Salvador Dalí Theatre-Museum is a wonderful, beautiful place to spend as little as an hour or as many as you dare. The courtyard is unique, stunning, and simply took my breath away! The museum displays some of his greatest masterpieces of paintings, sculptures, and photographs. We also saw the jewels exhibition. A must-do, especially if you are a Dali fan.
I had never heard about Besalú until our friends mentioned it. When we stopped outside the city, by the Viejo Bridge, I immediately realized I could spend an entire day in that picture-perfect medieval town. In fact, in 1966, Besalú was declared a National Historic Site for its architectural value.
Our visit to Besalú was almost too short. However, what we saw was enough to strongly recommend to anyone to include this fortified town to the itinerary when traveling through Catalonia.
The eye-catching Viejo Bridge, built in the 11th century and rebuilt in the 14th century, crosses the Fluvia River and gives access to the city. We learned that the purpose of the bridge was to protect the village from floods and attacks. As we strolled across, we faced a maze of cobblestone streets and squares with stunning historic buildings and Romanesque churches.
Besalú was the capital of an independent state. During our visit, we noticed posters attached to trees and walls that revealed the current political conflict between the Government of Spain and Catalonia.
Our dinner that night was in one of the restaurants located in the main square.
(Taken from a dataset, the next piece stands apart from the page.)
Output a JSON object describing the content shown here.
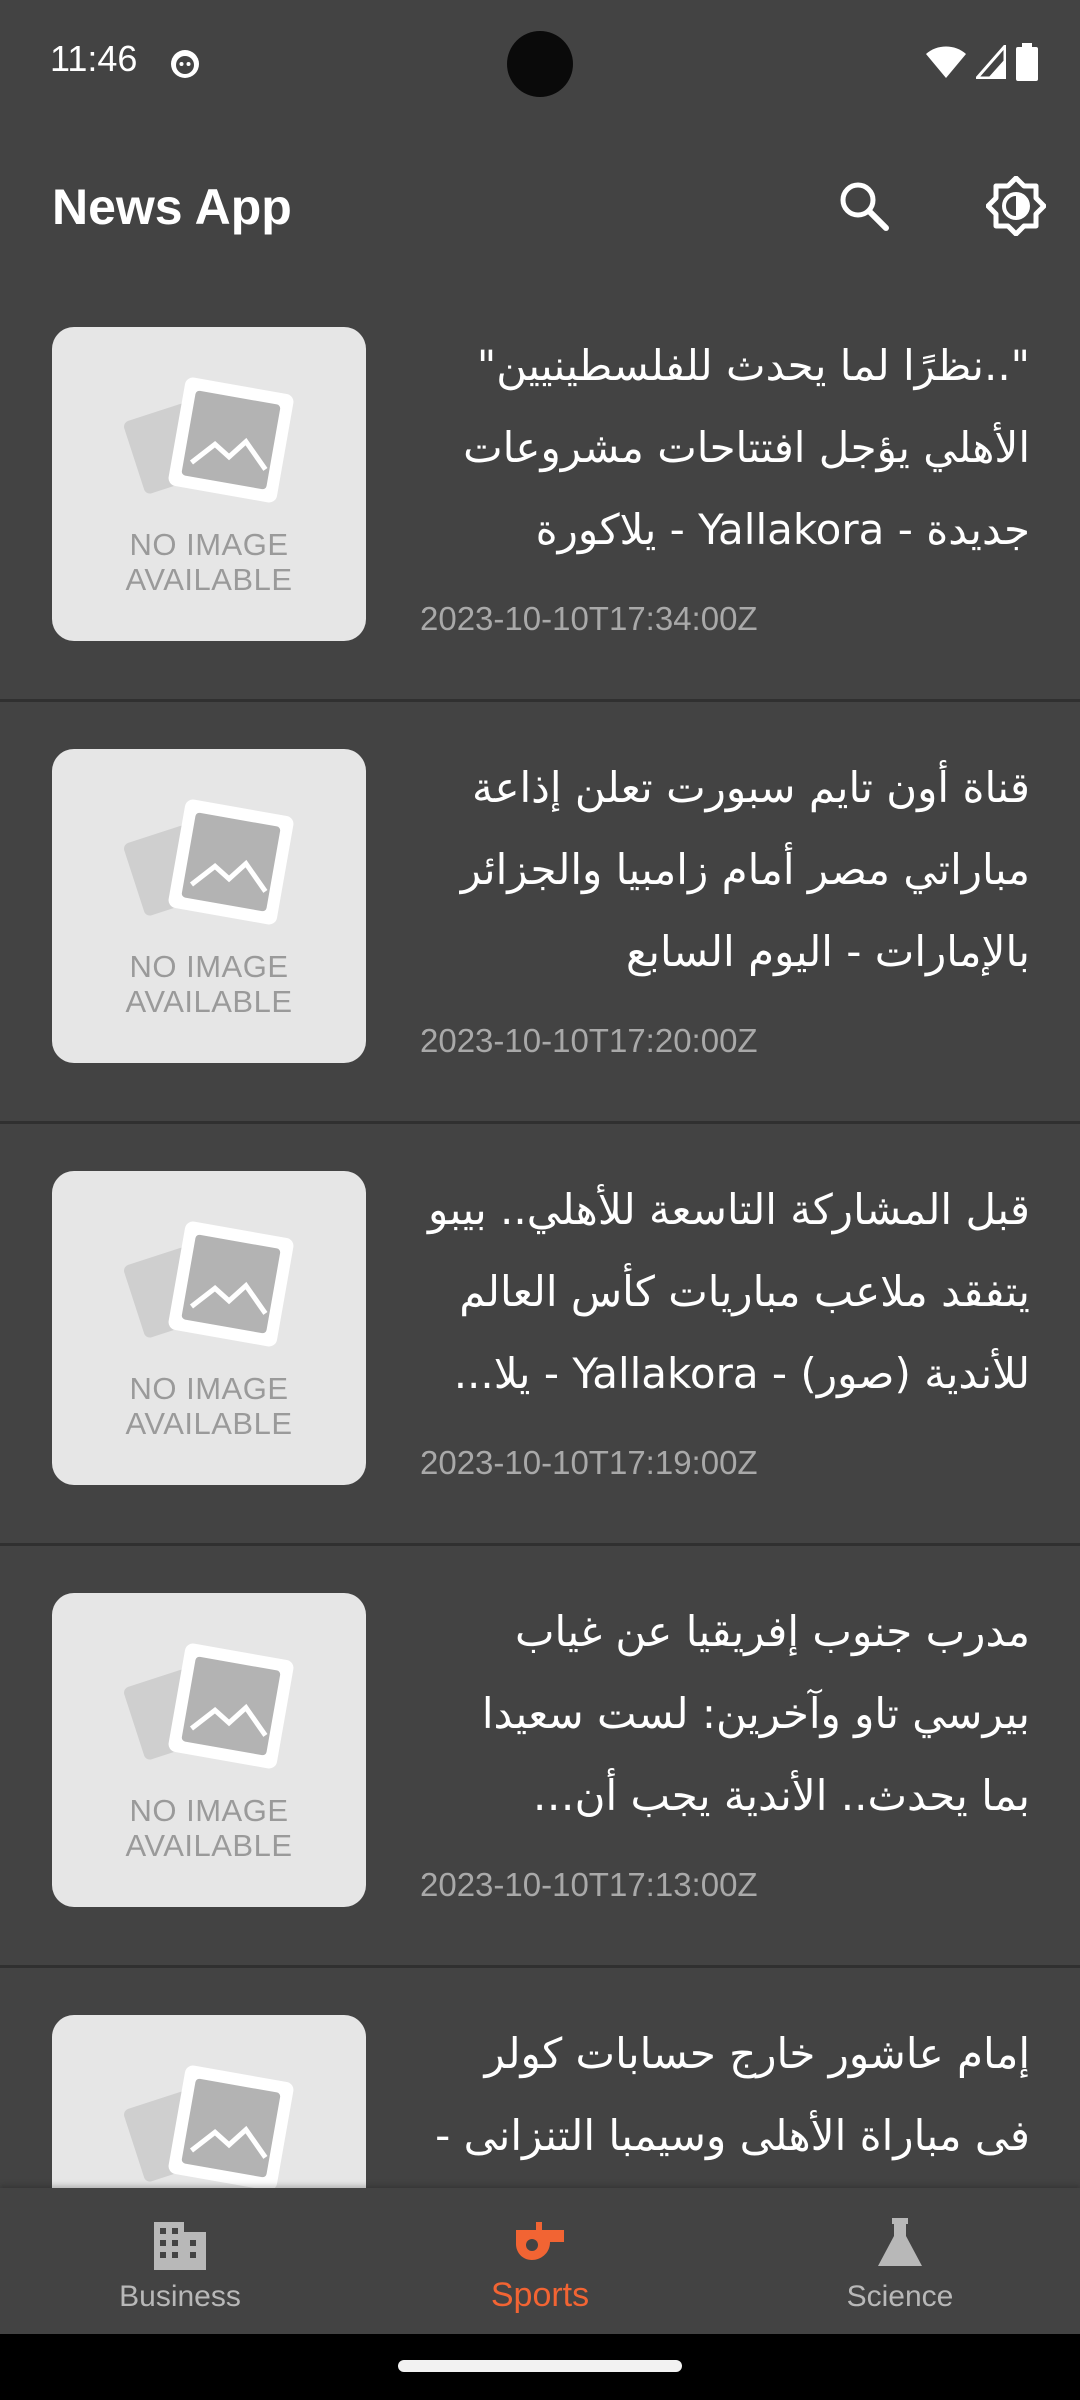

We enjoyed a traditional paella and ended the day with a glass of Ratafia (a Catalonian liqueur made from fruit juices with a mixture of nuts and herbs) while watching the sky changing from blue to orange behind the ancient buildings.
How to get to Besalú from Barcelona
A car is the best option to travel from Barcelona to Besalú. The journey will take approximately an hour and a half. Alternatively, you can travel by bus and/or train to visit this fabulous medieval town.
By bus: Direct bus operated by Teisa leaves from Pau Claris, 117 (near Passeig de Gracia) several times a day. The trip takes around 1 hour and 40 minutes.
By train: Although not practical, it is possible. You will need to take a train to Girona or Figueres and from there catch a bus.
Our friends who live in Barcelona drove us to see most of the places listed above, except Montserrat Mountain. Although local train and bus services are available to each destination, I highly recommend a rental car. It will more easily take you to the out-of-the-way towns and give you the freedom to come and go whenever it pleases you.